Artificial Metagenomic Approach Reveals Genetic Elements Stoking Antibiotic Resistance
In a groundbreaking development, researchers at the University of Oregon's Department of Bioengineering, based at the Phil and Penny Knight Campus for Accelerating Scientific Impact, have developed a technology that could revolutionise the way we combat disease resistance.
The study, titled "Exploring antibiotic resistance in diverse homologs of the dihydrofolate reductase protein family through broad mutational scanning", was published in Science Advances. The researchers' technology aims to address the gap in understanding resistance mechanisms across the diverse protein family of DHFR, a key antibiotic target.

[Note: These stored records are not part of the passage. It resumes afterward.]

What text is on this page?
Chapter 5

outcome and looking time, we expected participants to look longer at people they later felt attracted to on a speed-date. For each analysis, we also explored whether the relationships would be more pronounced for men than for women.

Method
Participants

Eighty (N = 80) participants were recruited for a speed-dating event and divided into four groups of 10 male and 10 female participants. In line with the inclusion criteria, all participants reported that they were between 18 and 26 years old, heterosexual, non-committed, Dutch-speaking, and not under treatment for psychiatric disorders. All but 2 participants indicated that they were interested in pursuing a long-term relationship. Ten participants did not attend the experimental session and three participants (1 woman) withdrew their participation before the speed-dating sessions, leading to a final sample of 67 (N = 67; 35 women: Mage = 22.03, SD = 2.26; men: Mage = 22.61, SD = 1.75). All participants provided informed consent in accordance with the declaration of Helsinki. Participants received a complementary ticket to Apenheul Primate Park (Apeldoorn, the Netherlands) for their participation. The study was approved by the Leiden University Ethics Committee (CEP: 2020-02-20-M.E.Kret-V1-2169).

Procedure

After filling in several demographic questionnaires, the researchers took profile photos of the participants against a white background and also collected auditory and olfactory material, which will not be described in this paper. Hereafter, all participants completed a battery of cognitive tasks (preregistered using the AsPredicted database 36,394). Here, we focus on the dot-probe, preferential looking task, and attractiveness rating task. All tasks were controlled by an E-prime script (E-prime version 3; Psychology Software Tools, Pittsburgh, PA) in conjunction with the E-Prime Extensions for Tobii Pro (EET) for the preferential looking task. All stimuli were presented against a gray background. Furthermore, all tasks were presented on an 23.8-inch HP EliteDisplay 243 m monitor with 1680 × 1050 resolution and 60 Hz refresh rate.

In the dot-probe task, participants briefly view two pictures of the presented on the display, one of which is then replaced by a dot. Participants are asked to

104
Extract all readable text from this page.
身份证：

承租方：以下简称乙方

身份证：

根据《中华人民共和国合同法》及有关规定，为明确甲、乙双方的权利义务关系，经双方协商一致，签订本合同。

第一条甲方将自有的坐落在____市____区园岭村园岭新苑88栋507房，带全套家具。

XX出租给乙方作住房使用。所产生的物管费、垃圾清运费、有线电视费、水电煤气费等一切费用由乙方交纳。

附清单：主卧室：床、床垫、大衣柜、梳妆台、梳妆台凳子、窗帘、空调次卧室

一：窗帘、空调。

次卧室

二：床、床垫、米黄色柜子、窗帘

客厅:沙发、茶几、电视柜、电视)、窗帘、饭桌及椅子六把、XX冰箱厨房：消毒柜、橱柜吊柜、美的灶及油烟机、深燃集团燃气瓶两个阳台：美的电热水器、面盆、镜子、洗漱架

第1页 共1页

Karl Romanowicz, a postdoctoral scholar in the Plesa lab, spearheaded the study. The team constructed a phylogenetically diverse library of 1,536 DHFR homologs, primarily derived from host-associated metagenomes. This library represents 759 bacterial species, including many clinically relevant pathogens.
The study involved using a synthetic metagenomics approach and DropSynth, a scalable gene synthesis platform. Researchers used DropSynth to generate approximately 1,500 genes related to DHFR homologs. The focus was on identifying genetic factors driving antimicrobial resistance across various microbes, with a particular emphasis on sensitive regions of the DHFR protein.
Broad mutational scanning of DHFR homologs and 100,000 mutants revealed key insights into fitness and resistance. This provides the most comprehensive analysis of complementation and inhibitor tolerance to date. The study's findings extend beyond antimicrobial resistance, potentially impacting various fields including cancer research, viral evolution, and protein design.
Moreover, the technology developed by the researchers could play a significant role in the use of AI for drug development and combating disease resistance. It addresses a critical bottleneck in using AI for drug development by generating vast biological datasets for training powerful machine learning systems.
Karl Romanowicz stated that this technology could transform research in areas such as cancer genes, viral evolution, and protein design. The research, published in GEN, indicates that DropSynth was able to achieve this at a fraction of traditional costs.
The study's focus on DHFR and its resistance mechanisms is significant as it is a key antibiotic target. Understanding the resistance mechanisms could pave the way for the development of new antibiotics and strategies to combat antibiotic resistance. The implications of this research are far-reaching and could potentially save countless lives in the future.